Les chiffres nous viennent en effet de laboratoires étrangers, qui ne sont que des estimations basées sur les demandes qu’eux seuls reçoivent et non pas une appréciation de l’ampleur de ce marché. Nombreux sont les français qui souhaitent s’assurer de la fidélité de leur conjoint, veulent connaître leurs prédispositions génétiques ou refusent de reconnaître un enfant de paternité douteuse. Certains avancent une masse de 20 000 demandes, d’autres 40 000, mais tous précisant qu’ils sont certainement en dessous de la réalité. Joëlle Apter, la managing director du groupe suisse Gentest, reconnaît que la clientèle française représente 70 % du chiffre d’affaires du groupe. C’est pourquoi à l’instar de la Suisse où la législation est plus laxiste en matière de test ADN, des filières spécialisées s’organisent dans les pays où les textes permettent d’effectuer de tels tests. L’entreprise espagnole DNA Solutions revendique ainsi 60 % de sa clientèle comme française, étant rappelé que ce commerce est illégal en France.
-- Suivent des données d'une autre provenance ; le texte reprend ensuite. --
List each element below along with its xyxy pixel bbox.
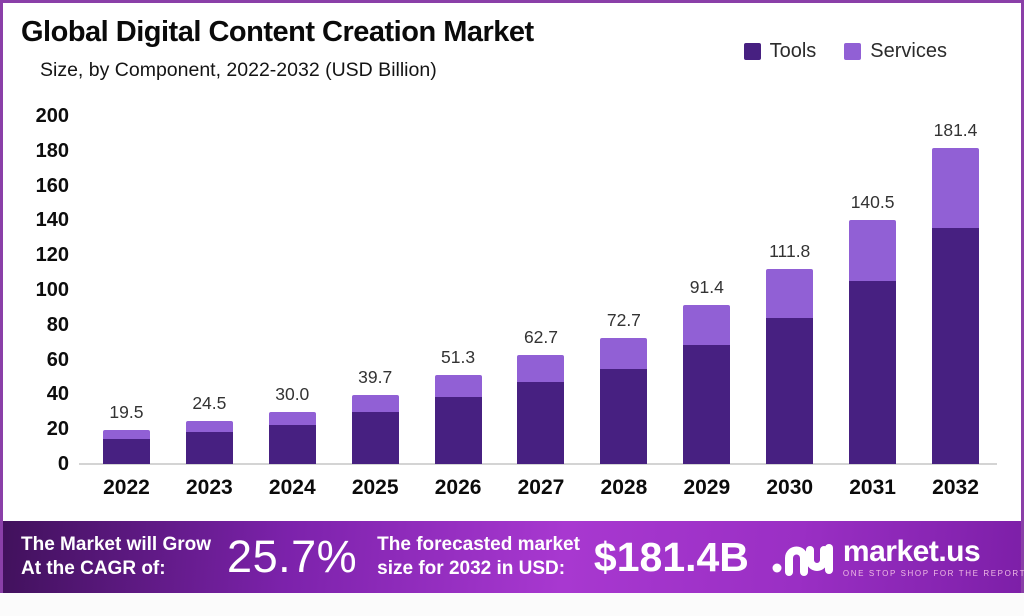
bar-column: 181.4 <box>914 93 997 464</box>
page-subtitle: Size, by Component, 2022-2032 (USD Billi… <box>40 59 437 81</box>
bar-segment-services <box>268 411 316 425</box>
x-tick-label: 2031 <box>849 476 896 499</box>
bar-segment-services <box>683 304 731 345</box>
bar-column: 30.0 <box>251 93 334 464</box>
y-tick-label: 40 <box>46 383 69 406</box>
brand-text: market.us ONE STOP SHOP FOR THE REPORTS <box>842 534 1024 578</box>
tools-swatch-icon <box>743 43 761 60</box>
bar-total-label: 24.5 <box>192 393 227 414</box>
bar-segment-services <box>351 394 399 413</box>
bar-column: 91.4 <box>665 93 748 464</box>
bar-column: 72.7 <box>582 93 665 464</box>
x-tick-label: 2023 <box>186 476 233 499</box>
bar-segment-services <box>102 430 150 439</box>
x-tick-label: 2028 <box>600 476 648 499</box>
forecast-label-line1: The forecasted market <box>377 533 580 555</box>
x-tick-label: 2022 <box>103 476 150 499</box>
bar-total-label: 30.0 <box>275 383 310 404</box>
bar-segment-services <box>517 354 565 383</box>
x-tick-label: 2024 <box>268 476 316 499</box>
forecast-label-line2: size for 2032 in USD: <box>377 558 566 579</box>
y-tick-label: 0 <box>57 453 69 475</box>
forecast-value: $181.4B <box>593 533 749 580</box>
chart-frame: Global Digital Content Creation Market S… <box>0 0 1024 593</box>
brand-logo: market.us ONE STOP SHOP FOR THE REPORTS <box>771 534 1024 580</box>
bar-segment-tools <box>517 382 565 464</box>
legend: Tools Services <box>743 40 947 63</box>
services-swatch-icon <box>844 43 862 60</box>
bar-segment-services <box>600 337 648 370</box>
y-tick-label: 120 <box>35 244 69 267</box>
bar-segment-tools <box>185 431 233 464</box>
x-tick-label: 2025 <box>351 476 399 499</box>
y-tick-label: 200 <box>35 105 69 127</box>
bottom-margin-strip <box>0 593 1024 616</box>
x-tick-label: 2030 <box>766 476 814 499</box>
bar-column: 62.7 <box>500 93 583 464</box>
bar-segment-tools <box>268 424 316 464</box>
y-tick-label: 140 <box>35 209 69 232</box>
brand-name: market.us <box>842 534 981 568</box>
market-us-logo-icon <box>772 544 833 576</box>
legend-item-services: Services <box>844 40 947 63</box>
legend-label-services: Services <box>870 40 947 62</box>
y-tick-label: 20 <box>46 418 69 441</box>
x-tick-label: 2029 <box>683 476 731 499</box>
bars-area: 19.5 24.5 30.0 39.7 51.3 62.7 72.7 91.4 111.8 140… <box>85 93 997 464</box>
page-title: Global Digital Content Creation Market <box>21 16 534 48</box>
footer-banner: The Market will Grow At the CAGR of: 25.… <box>3 521 1024 593</box>
bar-segment-tools <box>434 397 482 464</box>
bar-total-label: 19.5 <box>109 402 144 423</box>
bar-column: 39.7 <box>334 93 417 464</box>
y-tick-label: 100 <box>35 279 69 301</box>
bar-total-label: 51.3 <box>441 346 476 367</box>
cagr-label: The Market will Grow At the CAGR of: <box>21 533 211 582</box>
bar-column: 19.5 <box>85 93 168 464</box>
bar-segment-tools <box>849 280 897 464</box>
bar-segment-services <box>434 374 482 398</box>
y-tick-label: 180 <box>35 139 69 162</box>
bar-segment-services <box>849 219 897 281</box>
chart-area: 0 20 40 60 80 100 120 140 160 180 200 19.5 24.5 30.0… <box>3 93 1021 518</box>
legend-label-tools: Tools <box>769 40 817 62</box>
bar-total-label: 111.8 <box>769 241 811 262</box>
x-axis-line <box>79 463 997 465</box>
brand-tagline: ONE STOP SHOP FOR THE REPORTS <box>842 568 1024 578</box>
y-tick-label: 160 <box>35 174 69 197</box>
cagr-value: 25.7% <box>227 531 358 582</box>
bar-segment-tools <box>683 344 731 464</box>
x-tick-label: 2027 <box>517 476 565 499</box>
y-tick-label: 80 <box>46 313 69 336</box>
legend-item-tools: Tools <box>743 40 817 63</box>
bar-total-label: 181.4 <box>933 120 978 141</box>
bar-segment-services <box>932 148 980 228</box>
bar-segment-tools <box>351 412 399 464</box>
bar-total-label: 140.5 <box>850 191 895 212</box>
bar-total-label: 62.7 <box>523 326 559 347</box>
bar-segment-tools <box>600 369 648 464</box>
bar-segment-tools <box>932 227 980 464</box>
bar-column: 111.8 <box>748 93 831 464</box>
x-axis-labels: 2022 2023 2024 2025 2026 2027 2028 2029 2030 2031… <box>85 473 997 503</box>
bar-segment-tools <box>766 317 814 464</box>
cagr-label-line1: The Market will Grow <box>21 533 212 555</box>
cagr-label-line2: At the CAGR of: <box>21 558 166 579</box>
x-tick-label: 2032 <box>932 476 979 499</box>
bar-total-label: 91.4 <box>689 276 724 297</box>
bar-column: 24.5 <box>168 93 251 464</box>
x-tick-label: 2026 <box>434 476 482 499</box>
forecast-label: The forecasted market size for 2032 in U… <box>377 533 580 582</box>
bar-segment-services <box>185 421 233 432</box>
bar-column: 51.3 <box>417 93 500 464</box>
bar-segment-tools <box>102 438 150 464</box>
bar-column: 140.5 <box>831 93 914 464</box>
bar-total-label: 39.7 <box>358 366 393 387</box>
y-tick-label: 60 <box>46 348 69 371</box>
bar-segment-services <box>766 269 814 318</box>
bar-total-label: 72.7 <box>606 309 641 330</box>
Dès lors, quid de tous ces prestataires de tests ADN qui ont une ligne téléphonique française, dont le site est en français, qui s’adaptent au marché français, mais dont les installations se situent toutes à l’étranger ?

La question se pose d’autant plus au regard de la guerre des prix menée par les principaux acteurs du marché. Si certains prestataires préfèrent jouer la qualité, les accréditations, les normes internationales, et prennent un ton rassurant face à un public encore sociétalement peu acclimaté, d’autres n’hésitent pas à entrer dans une logique de low cost. DNA Solutions reconnaît ainsi sous-traiter ses échantillons à des laboratoires au Panama et en Australie, ce qui lui permet d’être 3 à 4 fois moins cher que la concurrence. Par conséquent, il arrive que la procédure y soit moins stricte et la qualité du travail moins poussée. Le risque s’accroît de tomber sur des résultats difficilement compréhensibles, de recevoir des analyses faussées par une mauvaise conservation des échantillons, voire pire, de recevoir des résultats faussés. C’est ce risque de travail génétique à la chaîne qui fait réagir certains professionnels du domaine, réclamant l’instauration d’une obligation généralisée de respect de normes internationales en la matière.